阿刀田高のTO-BE小説工房 佳作「或る国で」芳
駐機場で飛行機のドアが開くやいなや、私は、ボーディングブリッジを盛大に揺らして一目散に走った。空港ターミナルビルに踏み入り足元が安定したのも束の間、緩やかな下りスロープをもつれる足で、走った。トイレに、である。
飛行機が此の国の最も大きい空港に着陸した時、腹が痛くなった。着陸態勢に入る前にも痛くなったのだが、窓際の自席から隣二人の膝上を通り抜けるのが億劫で、つい痛さをうっちゃってしまった。やはり機内でトイレに行っておくべきだった。後悔しても遅い。手のひらにじりじりと脂汗をかいている。
下りスロープから矢印に従って左に曲がり、だだびろい通路を、トイレを探しながら走った。
空港というごく一般的な建物なのだから、トイレくらいすぐ見つかるだろうと期待していたのだが、これがなかなか見つからない。
やがて通路の脇の陰に、何の標識もマークもないが、二方向の小さな入口が見えた。
これこそお馴染みのトイレ!助かった!
ところが、入口の前で、私ははたと立ち止まった。二方向の入口には、それぞれ人の顔の写真パネルが掲げてあった。トイレモデル、とでも言うのだろうか。初めて見る趣向だが、そのトイレモデルが男女を示していることは分かった。が、トイレモデルが男なのか女なのか、いまひとつ判然としない。
どっちに入るべきか……?当たり前過ぎて、日頃考えもしない問題を突き付けられて、便意も一時停止した。
微笑んでいる二人のトイレモデルを眺めた。此の国の人々特有の、濃いくっきりした目鼻立ちのせいか、どちらも甘い雰囲気だ。髭はどうか?どちらもかなり毛深い割に肌はつるんとしていて、髭の有無がよくわからない。それにどちらも髪は微妙に襟足付近が長い。一方は黄色のシャツ、もう一方はオレンジのシャツを着ており、これも微妙。

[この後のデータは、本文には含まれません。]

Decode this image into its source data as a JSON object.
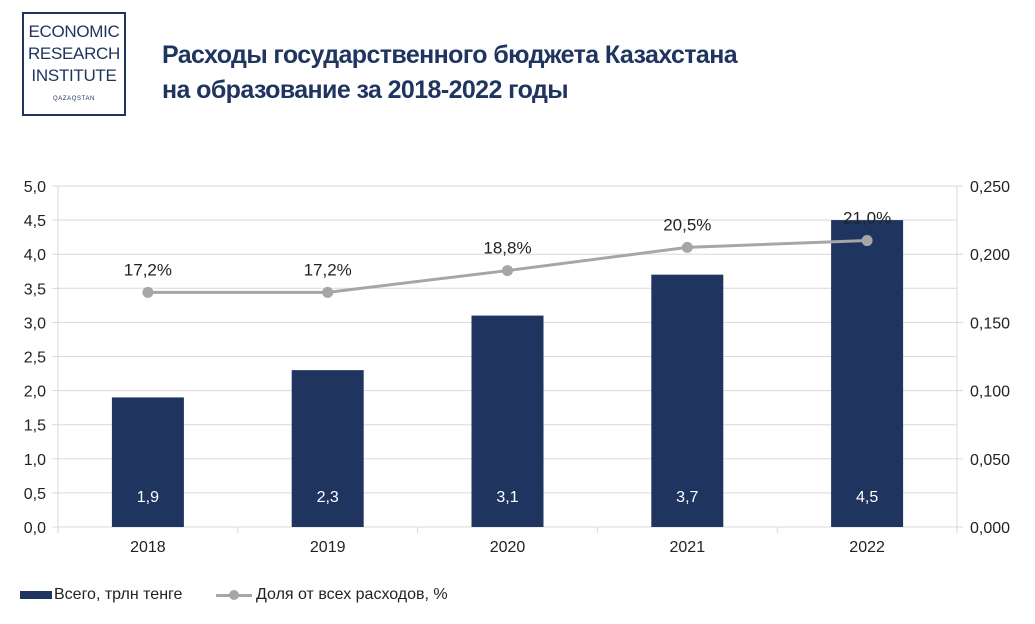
{
  "logo": {
    "line1": "ECONOMIC",
    "line2": "RESEARCH",
    "line3": "INSTITUTE",
    "sub": "QAZAQSTAN"
  },
  "colors": {
    "bar": "#1f3560",
    "line": "#a6a6a6",
    "grid": "#d9d9d9",
    "title": "#1f3560"
  },
  "legend": {
    "bars_label": "Всего, трлн тенге",
    "line_label": "Доля от всех расходов, %"
  },
  "chart_data": {
    "type": "bar",
    "title_lines": [
      "Расходы государственного бюджета Казахстана",
      "на образование за 2018-2022 годы"
    ],
    "categories": [
      "2018",
      "2019",
      "2020",
      "2021",
      "2022"
    ],
    "series": [
      {
        "name": "Всего, трлн тенге",
        "type": "bar",
        "axis": "left",
        "values": [
          1.9,
          2.3,
          3.1,
          3.7,
          4.5
        ],
        "labels": [
          "1,9",
          "2,3",
          "3,1",
          "3,7",
          "4,5"
        ]
      },
      {
        "name": "Доля от всех расходов, %",
        "type": "line",
        "axis": "right",
        "values": [
          0.172,
          0.172,
          0.188,
          0.205,
          0.21
        ],
        "labels": [
          "17,2%",
          "17,2%",
          "18,8%",
          "20,5%",
          "21,0%"
        ]
      }
    ],
    "y_left": {
      "range": [
        0,
        5
      ],
      "ticks": [
        "0,0",
        "0,5",
        "1,0",
        "1,5",
        "2,0",
        "2,5",
        "3,0",
        "3,5",
        "4,0",
        "4,5",
        "5,0"
      ]
    },
    "y_right": {
      "range": [
        0,
        0.25
      ],
      "ticks": [
        "0,000",
        "0,050",
        "0,100",
        "0,150",
        "0,200",
        "0,250"
      ]
    },
    "grid": true,
    "legend_position": "bottom-left"
  }
}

こんなことってあるのかな?トイレは男か女か、どちらかだろう。
復活し始めた便意の陰で、いつもの理性が残っており、別のトイレを探すことにした。
違う方に入っちゃったら恥ずかしいし。
三つの駐機スポットを通り過ぎた通路脇に、二方向の小さな入口があった。入口にさしかかると、やはりトイレモデルのパネルがあり、やはり微妙だった。シャツの色が青と緑に変わっていただけだった。

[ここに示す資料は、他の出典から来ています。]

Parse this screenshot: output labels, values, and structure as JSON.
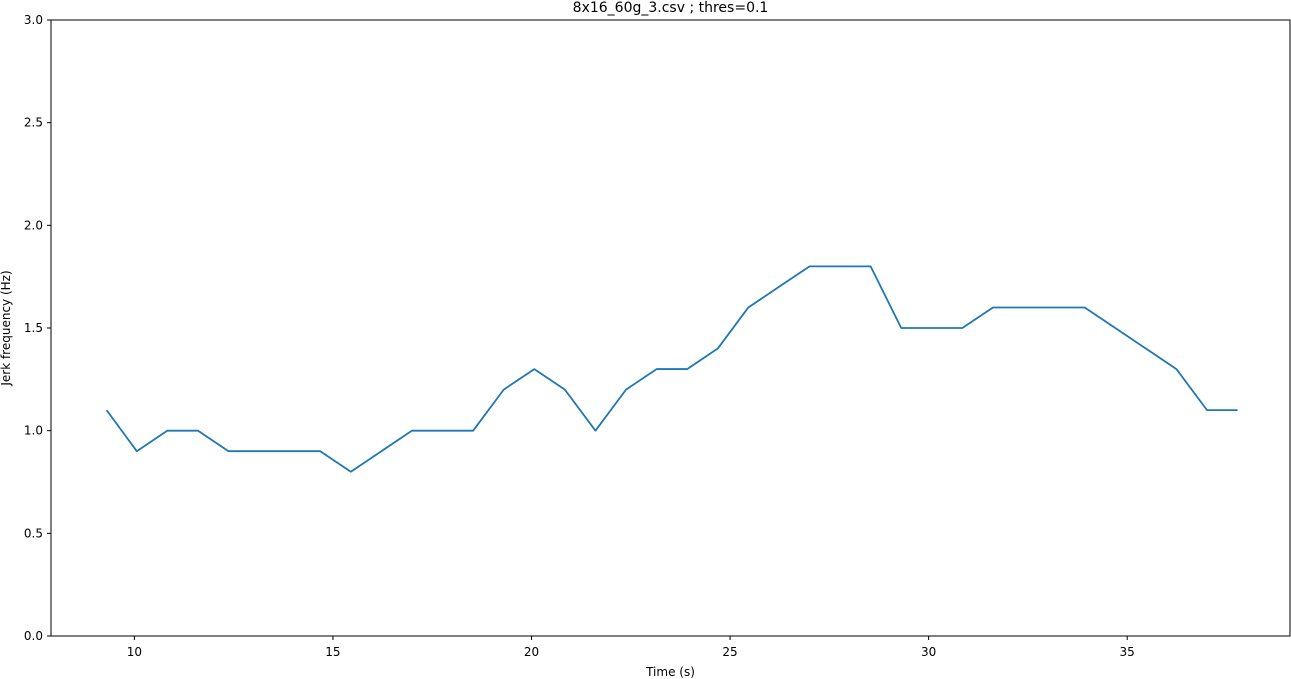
{
  "chart_data": {
    "type": "line",
    "title": "8x16_60g_3.csv ; thres=0.1",
    "xlabel": "Time (s)",
    "ylabel": "Jerk frequency (Hz)",
    "xlim": [
      7.9,
      39.1
    ],
    "ylim": [
      0.0,
      3.0
    ],
    "xticks": [
      10,
      15,
      20,
      25,
      30,
      35
    ],
    "yticks": [
      0.0,
      0.5,
      1.0,
      1.5,
      2.0,
      2.5,
      3.0
    ],
    "grid": false,
    "series": [
      {
        "color": "#1f77b4",
        "x": [
          9.3,
          10.06,
          10.83,
          11.6,
          12.37,
          13.14,
          13.91,
          14.68,
          15.45,
          16.22,
          16.99,
          17.76,
          18.53,
          19.3,
          20.07,
          20.84,
          21.61,
          22.38,
          23.15,
          23.92,
          24.69,
          25.46,
          26.23,
          27.0,
          27.77,
          28.54,
          29.31,
          30.08,
          30.85,
          31.62,
          32.39,
          33.16,
          33.93,
          34.7,
          35.47,
          36.24,
          37.01,
          37.78
        ],
        "y": [
          1.1,
          0.9,
          1.0,
          1.0,
          0.9,
          0.9,
          0.9,
          0.9,
          0.8,
          0.9,
          1.0,
          1.0,
          1.0,
          1.2,
          1.3,
          1.2,
          1.0,
          1.2,
          1.3,
          1.3,
          1.4,
          1.6,
          1.7,
          1.8,
          1.8,
          1.8,
          1.5,
          1.5,
          1.5,
          1.6,
          1.6,
          1.6,
          1.6,
          1.5,
          1.4,
          1.3,
          1.1,
          1.1
        ]
      }
    ]
  }
}
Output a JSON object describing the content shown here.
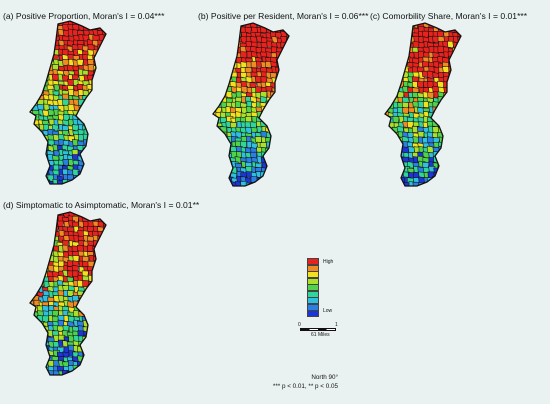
{
  "panels": [
    {
      "id": "a",
      "title": "(a) Positive Proportion, Moran's I = 0.04***"
    },
    {
      "id": "b",
      "title": "(b) Positive per Resident, Moran's I = 0.06***"
    },
    {
      "id": "c",
      "title": "(c) Comorbility Share, Moran's I = 0.01***"
    },
    {
      "id": "d",
      "title": "(d) Simptomatic to Asimptomatic, Moran's I = 0.01**"
    }
  ],
  "legend": {
    "high_label": "High",
    "low_label": "Low",
    "colors": [
      "#e8231e",
      "#f08a22",
      "#f2e11f",
      "#a9e02b",
      "#4fd34a",
      "#2fd59a",
      "#2fbfe0",
      "#2a7fe2",
      "#1d35d6"
    ]
  },
  "scale": {
    "start": "0",
    "end": "1",
    "unit": "61 Miles"
  },
  "north": "North 90°",
  "significance_note": "*** p < 0.01, ** p < 0.05",
  "colors": {
    "background": "#e9f1f1",
    "boundary": "#111111"
  }
}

何となく嫌気がさして、また別のトイレを探した。さらに三つの駐機スポットの先の陰に、
二方向の小さな入口があった。まさか、と言うか、やはり、と言うか、ここでもトイレモデルが微笑んでいた。今度は、赤のシャツと紫のシャツだった。
誰だ、こんなトイレ作ったのは……?そろそろ腹の具合が風雲急を告げている。歩くたびに腹が刺激される。恨めしい気もやまやまだが、仕方ない、ここは用足しが先決だ!

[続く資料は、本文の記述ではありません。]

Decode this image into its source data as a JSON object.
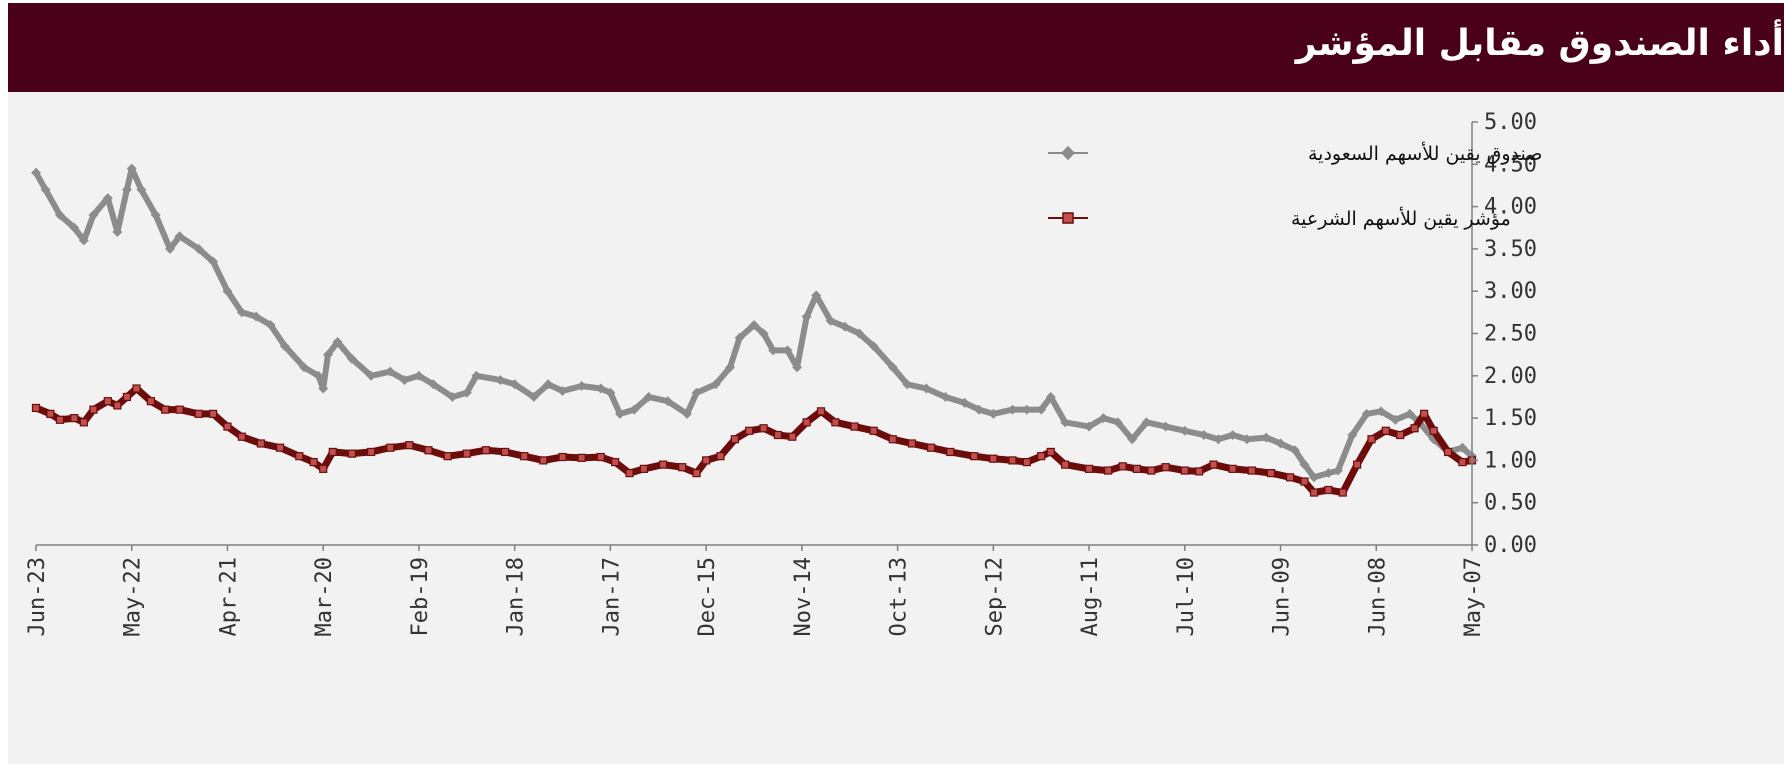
{
  "header": {
    "title": "أداء الصندوق مقابل المؤشر"
  },
  "colors": {
    "header_bg": "#4a0019",
    "fund": "#8c8c8c",
    "index": "#6b0d0d",
    "index_marker_fill": "#c0504d"
  },
  "chart_data": {
    "type": "line",
    "title": "",
    "xlabel": "",
    "ylabel": "",
    "ylim": [
      0,
      5
    ],
    "yticks": [
      "0.00",
      "0.50",
      "1.00",
      "1.50",
      "2.00",
      "2.50",
      "3.00",
      "3.50",
      "4.00",
      "4.50",
      "5.00"
    ],
    "y_axis_position": "right",
    "x_order": "reversed (newest on left)",
    "categories": [
      "Jun-23",
      "May-22",
      "Apr-21",
      "Mar-20",
      "Feb-19",
      "Jan-18",
      "Jan-17",
      "Dec-15",
      "Nov-14",
      "Oct-13",
      "Sep-12",
      "Aug-11",
      "Jul-10",
      "Jun-09",
      "Jun-08",
      "May-07"
    ],
    "legend_position": "top-right",
    "grid": false,
    "series": [
      {
        "name": "صندوق يقين للأسهم السعودية",
        "color": "#8c8c8c",
        "marker": "diamond",
        "points": [
          [
            0,
            4.4
          ],
          [
            0.1,
            4.2
          ],
          [
            0.25,
            3.9
          ],
          [
            0.4,
            3.75
          ],
          [
            0.5,
            3.6
          ],
          [
            0.6,
            3.9
          ],
          [
            0.75,
            4.1
          ],
          [
            0.85,
            3.7
          ],
          [
            0.95,
            4.2
          ],
          [
            1.0,
            4.45
          ],
          [
            1.1,
            4.2
          ],
          [
            1.25,
            3.9
          ],
          [
            1.4,
            3.5
          ],
          [
            1.5,
            3.65
          ],
          [
            1.7,
            3.5
          ],
          [
            1.85,
            3.35
          ],
          [
            2.0,
            3.0
          ],
          [
            2.15,
            2.75
          ],
          [
            2.3,
            2.7
          ],
          [
            2.45,
            2.6
          ],
          [
            2.6,
            2.35
          ],
          [
            2.8,
            2.1
          ],
          [
            2.95,
            2.0
          ],
          [
            3.0,
            1.85
          ],
          [
            3.05,
            2.25
          ],
          [
            3.15,
            2.4
          ],
          [
            3.3,
            2.2
          ],
          [
            3.5,
            2.0
          ],
          [
            3.7,
            2.05
          ],
          [
            3.85,
            1.95
          ],
          [
            4.0,
            2.0
          ],
          [
            4.15,
            1.9
          ],
          [
            4.35,
            1.75
          ],
          [
            4.5,
            1.8
          ],
          [
            4.6,
            2.0
          ],
          [
            4.85,
            1.95
          ],
          [
            5.0,
            1.9
          ],
          [
            5.2,
            1.75
          ],
          [
            5.35,
            1.9
          ],
          [
            5.5,
            1.82
          ],
          [
            5.7,
            1.88
          ],
          [
            5.9,
            1.85
          ],
          [
            6.0,
            1.8
          ],
          [
            6.1,
            1.55
          ],
          [
            6.25,
            1.6
          ],
          [
            6.4,
            1.75
          ],
          [
            6.6,
            1.7
          ],
          [
            6.8,
            1.55
          ],
          [
            6.9,
            1.8
          ],
          [
            7.1,
            1.9
          ],
          [
            7.25,
            2.1
          ],
          [
            7.35,
            2.45
          ],
          [
            7.5,
            2.6
          ],
          [
            7.6,
            2.5
          ],
          [
            7.7,
            2.3
          ],
          [
            7.85,
            2.3
          ],
          [
            7.95,
            2.1
          ],
          [
            8.05,
            2.7
          ],
          [
            8.15,
            2.95
          ],
          [
            8.3,
            2.65
          ],
          [
            8.45,
            2.58
          ],
          [
            8.6,
            2.5
          ],
          [
            8.75,
            2.35
          ],
          [
            8.95,
            2.1
          ],
          [
            9.1,
            1.9
          ],
          [
            9.3,
            1.85
          ],
          [
            9.5,
            1.75
          ],
          [
            9.7,
            1.68
          ],
          [
            9.85,
            1.6
          ],
          [
            10.0,
            1.55
          ],
          [
            10.2,
            1.6
          ],
          [
            10.35,
            1.6
          ],
          [
            10.5,
            1.6
          ],
          [
            10.6,
            1.75
          ],
          [
            10.75,
            1.45
          ],
          [
            11.0,
            1.4
          ],
          [
            11.15,
            1.5
          ],
          [
            11.3,
            1.45
          ],
          [
            11.45,
            1.25
          ],
          [
            11.6,
            1.45
          ],
          [
            11.8,
            1.4
          ],
          [
            12.0,
            1.35
          ],
          [
            12.2,
            1.3
          ],
          [
            12.35,
            1.25
          ],
          [
            12.5,
            1.3
          ],
          [
            12.65,
            1.25
          ],
          [
            12.85,
            1.27
          ],
          [
            13.0,
            1.2
          ],
          [
            13.15,
            1.12
          ],
          [
            13.25,
            0.95
          ],
          [
            13.35,
            0.8
          ],
          [
            13.5,
            0.85
          ],
          [
            13.6,
            0.88
          ],
          [
            13.75,
            1.3
          ],
          [
            13.9,
            1.55
          ],
          [
            14.05,
            1.58
          ],
          [
            14.2,
            1.48
          ],
          [
            14.35,
            1.55
          ],
          [
            14.45,
            1.45
          ],
          [
            14.6,
            1.25
          ],
          [
            14.75,
            1.1
          ],
          [
            14.9,
            1.15
          ],
          [
            15.0,
            1.05
          ]
        ]
      },
      {
        "name": "مؤشر يقين للأسهم الشرعية",
        "color": "#6b0d0d",
        "marker": "square",
        "points": [
          [
            0,
            1.62
          ],
          [
            0.15,
            1.55
          ],
          [
            0.25,
            1.48
          ],
          [
            0.4,
            1.5
          ],
          [
            0.5,
            1.45
          ],
          [
            0.6,
            1.6
          ],
          [
            0.75,
            1.7
          ],
          [
            0.85,
            1.65
          ],
          [
            0.95,
            1.75
          ],
          [
            1.05,
            1.85
          ],
          [
            1.2,
            1.7
          ],
          [
            1.35,
            1.6
          ],
          [
            1.5,
            1.6
          ],
          [
            1.7,
            1.55
          ],
          [
            1.85,
            1.55
          ],
          [
            2.0,
            1.4
          ],
          [
            2.15,
            1.28
          ],
          [
            2.35,
            1.2
          ],
          [
            2.55,
            1.15
          ],
          [
            2.75,
            1.05
          ],
          [
            2.9,
            0.98
          ],
          [
            3.0,
            0.9
          ],
          [
            3.1,
            1.1
          ],
          [
            3.3,
            1.08
          ],
          [
            3.5,
            1.1
          ],
          [
            3.7,
            1.15
          ],
          [
            3.9,
            1.18
          ],
          [
            4.1,
            1.12
          ],
          [
            4.3,
            1.05
          ],
          [
            4.5,
            1.08
          ],
          [
            4.7,
            1.12
          ],
          [
            4.9,
            1.1
          ],
          [
            5.1,
            1.05
          ],
          [
            5.3,
            1.0
          ],
          [
            5.5,
            1.04
          ],
          [
            5.7,
            1.03
          ],
          [
            5.9,
            1.04
          ],
          [
            6.05,
            0.98
          ],
          [
            6.2,
            0.85
          ],
          [
            6.35,
            0.9
          ],
          [
            6.55,
            0.95
          ],
          [
            6.75,
            0.92
          ],
          [
            6.9,
            0.85
          ],
          [
            7.0,
            1.0
          ],
          [
            7.15,
            1.05
          ],
          [
            7.3,
            1.25
          ],
          [
            7.45,
            1.35
          ],
          [
            7.6,
            1.38
          ],
          [
            7.75,
            1.3
          ],
          [
            7.9,
            1.28
          ],
          [
            8.05,
            1.45
          ],
          [
            8.2,
            1.58
          ],
          [
            8.35,
            1.45
          ],
          [
            8.55,
            1.4
          ],
          [
            8.75,
            1.35
          ],
          [
            8.95,
            1.25
          ],
          [
            9.15,
            1.2
          ],
          [
            9.35,
            1.15
          ],
          [
            9.55,
            1.1
          ],
          [
            9.8,
            1.05
          ],
          [
            10.0,
            1.02
          ],
          [
            10.2,
            1.0
          ],
          [
            10.35,
            0.98
          ],
          [
            10.5,
            1.05
          ],
          [
            10.6,
            1.1
          ],
          [
            10.75,
            0.95
          ],
          [
            11.0,
            0.9
          ],
          [
            11.2,
            0.88
          ],
          [
            11.35,
            0.93
          ],
          [
            11.5,
            0.9
          ],
          [
            11.65,
            0.88
          ],
          [
            11.8,
            0.92
          ],
          [
            12.0,
            0.88
          ],
          [
            12.15,
            0.87
          ],
          [
            12.3,
            0.95
          ],
          [
            12.5,
            0.9
          ],
          [
            12.7,
            0.88
          ],
          [
            12.9,
            0.85
          ],
          [
            13.1,
            0.8
          ],
          [
            13.25,
            0.75
          ],
          [
            13.35,
            0.62
          ],
          [
            13.5,
            0.65
          ],
          [
            13.65,
            0.62
          ],
          [
            13.8,
            0.95
          ],
          [
            13.95,
            1.25
          ],
          [
            14.1,
            1.35
          ],
          [
            14.25,
            1.3
          ],
          [
            14.4,
            1.38
          ],
          [
            14.5,
            1.55
          ],
          [
            14.6,
            1.35
          ],
          [
            14.75,
            1.1
          ],
          [
            14.9,
            0.98
          ],
          [
            15.0,
            1.0
          ]
        ]
      }
    ]
  }
}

いつもの理性にはとりあえず蓋をすることにして、次に見つけたトイレに入る決心をした。
飛行機の乗換客を案内する看板の先に、二方向の小さな入口、トイレモデルが微笑む入口を見つけた。
ここは用足しが先決だ!
白のシャツのモデルと、黒のシャツのモデルのうち、ちらっと目に飛び込んできた白のシャツの方に思い切って入ってみた。中はすべて、薄いグレーの壁で仕切られた個室だった。一番近い個室に飛び込み、ドアを閉めて、座って用を足した。
やれやれ……。
出すものを出してしまうと、周りを見回す余裕も出てきた。手を洗いつつ、蛇口の鏡にふと目をやると、はっとした。トイレに入ってくる人、出ていく人、手を洗っている人、そういった数人が静かに行き交っているが、男なのか女なのか、よく分からないのだ。背の高い人もいれば低い人もいるが、皆、男とも女ともつかない。いや、よく見たらスカートをはいたり、胸のふくらみが大きかったり、髭を生やした人がいたかもしれない。が、自分の目のフィルターが外れてしまったのか、そういう区切りがぼやけてしまっている。
不意に口元がほころんだ。
まあ、どちらでもいいじゃないか。どうせ向こう側のトイレも全部個室になっているのだろうし、どっちがどっちでもいいじゃないか。
それならなぜトイレを二つに分けておくのか?此の国に来た訪問者への、ちょっとした洗礼といったところか。
右手首の腕時計を見た。此の国に着いてから二十五分。ところで私はどっちなんだっけ?
私は、軽い足取りでトイレを出て、空港の出口に向かった。